Marketing analytics involves analyzing data generated from marketing tactics to evaluate results and determine performance. The most elusive parameter has been determining attribution, i.e., exactly which campaign, ad, or keyword is responsible for a desired outcome. Unless we know what works and to what extent, we cannot judge impact and adjust tactics with confidence.

According to McKinsey & Company, organizations with strong analytics capabilities are 1.5x more likely to grow faster than their peers. An increasing number of companies (61%) are using analytics effectively compared to 43% just five years ago and 65% anticipate increasing budgets on predictive marketing analytics.

Building a Foundation

First of all, we need to know what should be measured. It starts with business leaders agreeing on what are the keys to success. This appears straightforward but things start to crumble even at this early stage. Many marketers chase after vanity statistics, like growth in followers, number and time of engagement, time spent on webpages etc. There is nothing wrong with this approach because it is directly related to the impact their content is having as they strive to reach their prospects. It shows increased awareness and interest in the market segments of choice. However, c-suite might find these top-of-the-funnel numbers to be superfluous. They likely value the number of conversions, leads, and revenue. We address these issues in greater detail in our blog, “How to Justify a Marketing Budget.”

Marketers justifiably feel that there is not a straight line between their performance and revenue. Under-performing sales team and many other variables can negate the impact of their work.

Campaign Metric Ideas

The marketing analytics process is a continuous cycle of measuring, analyzing, and improving. As for specific metrics to measure for campaigns, we recommend starting with:

  • Website: number of visitors broken down with unique views and overall views, what pages are viewed, session duration, behavior.
  • Social Media: impressions, clicks, interactions (likes, comments, reactions), shares.
  • Digital Ad Campaigns: impressions, clicks, click-through rate, conversion rate, cost-per-click, cost per conversion.
  • Email Campaigns: open rate, click rate, bounce rate, conversion rate, unsubscribe rate.

Knowing the metrics, you first establish the baseline. This should be done for several weeks to get a robust dataset that can account for natural fluctuations in data. At this point, one can start doing A/B testing to see if the numbers improve. Subsequently, this becomes a repetitive game of testing, analyzing, and adjusting. This can be done for all the marketing assets to optimize messages, channels, targets, and frequency.

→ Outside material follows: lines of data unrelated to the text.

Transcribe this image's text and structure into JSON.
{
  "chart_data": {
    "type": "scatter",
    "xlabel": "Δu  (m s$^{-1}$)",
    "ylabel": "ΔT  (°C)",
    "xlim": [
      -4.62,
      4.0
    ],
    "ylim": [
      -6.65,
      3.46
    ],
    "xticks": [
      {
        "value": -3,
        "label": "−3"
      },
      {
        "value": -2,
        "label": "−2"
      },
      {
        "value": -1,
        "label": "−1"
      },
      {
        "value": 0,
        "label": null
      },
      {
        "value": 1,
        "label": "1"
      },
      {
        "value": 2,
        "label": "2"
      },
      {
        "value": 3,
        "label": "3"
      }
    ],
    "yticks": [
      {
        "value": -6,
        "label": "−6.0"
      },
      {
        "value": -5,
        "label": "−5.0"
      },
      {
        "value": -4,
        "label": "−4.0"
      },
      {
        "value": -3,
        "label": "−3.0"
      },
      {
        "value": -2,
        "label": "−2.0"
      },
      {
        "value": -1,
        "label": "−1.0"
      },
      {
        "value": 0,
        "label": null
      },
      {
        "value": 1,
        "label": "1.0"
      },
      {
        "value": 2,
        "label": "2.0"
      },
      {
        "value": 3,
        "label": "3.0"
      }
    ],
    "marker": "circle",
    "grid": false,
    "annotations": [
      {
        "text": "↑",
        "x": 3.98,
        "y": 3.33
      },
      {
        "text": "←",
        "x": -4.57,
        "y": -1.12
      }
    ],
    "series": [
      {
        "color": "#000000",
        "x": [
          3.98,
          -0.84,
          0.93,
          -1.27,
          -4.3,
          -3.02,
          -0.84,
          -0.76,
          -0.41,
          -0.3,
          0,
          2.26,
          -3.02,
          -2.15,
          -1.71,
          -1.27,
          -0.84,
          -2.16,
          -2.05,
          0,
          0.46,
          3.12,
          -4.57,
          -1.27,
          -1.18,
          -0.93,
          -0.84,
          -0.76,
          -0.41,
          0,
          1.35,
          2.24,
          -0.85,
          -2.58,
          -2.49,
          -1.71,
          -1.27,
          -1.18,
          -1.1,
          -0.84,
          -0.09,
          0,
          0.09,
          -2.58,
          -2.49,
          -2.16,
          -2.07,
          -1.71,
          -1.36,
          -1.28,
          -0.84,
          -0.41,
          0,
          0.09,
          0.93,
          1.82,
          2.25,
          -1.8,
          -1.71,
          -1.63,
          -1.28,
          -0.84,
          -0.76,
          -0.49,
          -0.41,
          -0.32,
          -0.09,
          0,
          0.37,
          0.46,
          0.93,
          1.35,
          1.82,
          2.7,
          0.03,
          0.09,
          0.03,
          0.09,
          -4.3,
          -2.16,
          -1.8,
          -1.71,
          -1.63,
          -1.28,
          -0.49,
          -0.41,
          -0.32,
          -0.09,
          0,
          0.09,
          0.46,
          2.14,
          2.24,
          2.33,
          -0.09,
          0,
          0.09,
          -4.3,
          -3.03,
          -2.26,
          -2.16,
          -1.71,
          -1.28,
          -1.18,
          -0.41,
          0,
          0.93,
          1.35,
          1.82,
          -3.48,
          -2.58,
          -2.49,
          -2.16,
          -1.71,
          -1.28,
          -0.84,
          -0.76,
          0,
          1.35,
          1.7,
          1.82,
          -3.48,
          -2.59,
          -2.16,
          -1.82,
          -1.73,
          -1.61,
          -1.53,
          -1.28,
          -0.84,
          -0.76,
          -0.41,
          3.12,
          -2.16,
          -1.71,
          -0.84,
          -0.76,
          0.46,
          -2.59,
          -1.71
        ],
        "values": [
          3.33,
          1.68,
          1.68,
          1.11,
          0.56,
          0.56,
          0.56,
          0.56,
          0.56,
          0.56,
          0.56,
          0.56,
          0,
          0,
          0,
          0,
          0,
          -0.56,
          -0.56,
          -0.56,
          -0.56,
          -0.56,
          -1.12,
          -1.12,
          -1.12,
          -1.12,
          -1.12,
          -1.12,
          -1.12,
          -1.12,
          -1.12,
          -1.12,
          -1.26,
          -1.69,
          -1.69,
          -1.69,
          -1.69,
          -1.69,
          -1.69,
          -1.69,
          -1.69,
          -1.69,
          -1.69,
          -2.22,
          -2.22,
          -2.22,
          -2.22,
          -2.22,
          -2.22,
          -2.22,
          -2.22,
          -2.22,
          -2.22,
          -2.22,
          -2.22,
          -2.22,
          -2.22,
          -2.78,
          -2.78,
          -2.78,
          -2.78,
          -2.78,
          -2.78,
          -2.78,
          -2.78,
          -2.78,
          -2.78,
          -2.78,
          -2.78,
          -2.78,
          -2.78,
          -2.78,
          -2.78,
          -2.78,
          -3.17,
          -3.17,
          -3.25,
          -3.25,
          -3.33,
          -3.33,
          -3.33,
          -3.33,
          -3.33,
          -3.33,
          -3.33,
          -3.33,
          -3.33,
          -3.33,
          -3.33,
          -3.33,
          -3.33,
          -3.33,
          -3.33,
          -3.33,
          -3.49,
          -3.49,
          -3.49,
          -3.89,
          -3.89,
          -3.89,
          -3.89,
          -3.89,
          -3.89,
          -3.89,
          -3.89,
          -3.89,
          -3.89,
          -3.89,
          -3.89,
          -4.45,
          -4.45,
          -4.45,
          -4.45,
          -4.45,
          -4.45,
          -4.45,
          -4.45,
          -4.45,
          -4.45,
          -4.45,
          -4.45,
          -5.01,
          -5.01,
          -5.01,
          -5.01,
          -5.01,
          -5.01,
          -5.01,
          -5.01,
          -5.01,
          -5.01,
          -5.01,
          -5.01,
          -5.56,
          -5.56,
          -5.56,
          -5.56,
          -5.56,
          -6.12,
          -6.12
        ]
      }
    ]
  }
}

Tools used in data analytics for marketing

Some popular marketing analytics tools include:

  • Website analytics tools:
  • Social media tools:
    • Sprout Social,
    • BuzzSumo,
    • Brandwatch, and
    • Hootsuite.
  • Marketing automation tools:
    • HubSpot,
    • Marketo,
    • Keap, and
    • MailChimp.
  • Business Intelligence and data visualization tools:
    • Power BI,
    • Chartio,
    • Oracle Business Intelligence, and
    • SAP Business Objects.
    • Cohort analysis tools to see how metrics change over time, e.g.:
      • Mixpanel and
      • KISSmetrics
  • SEO tools:

Using these tools can help a marketer make informed decisions about optimizing marketing campaigns and better use of marketing dollars. It would also help in justifying budgets when quantitative data can be shown on the impact of your marketing efforts.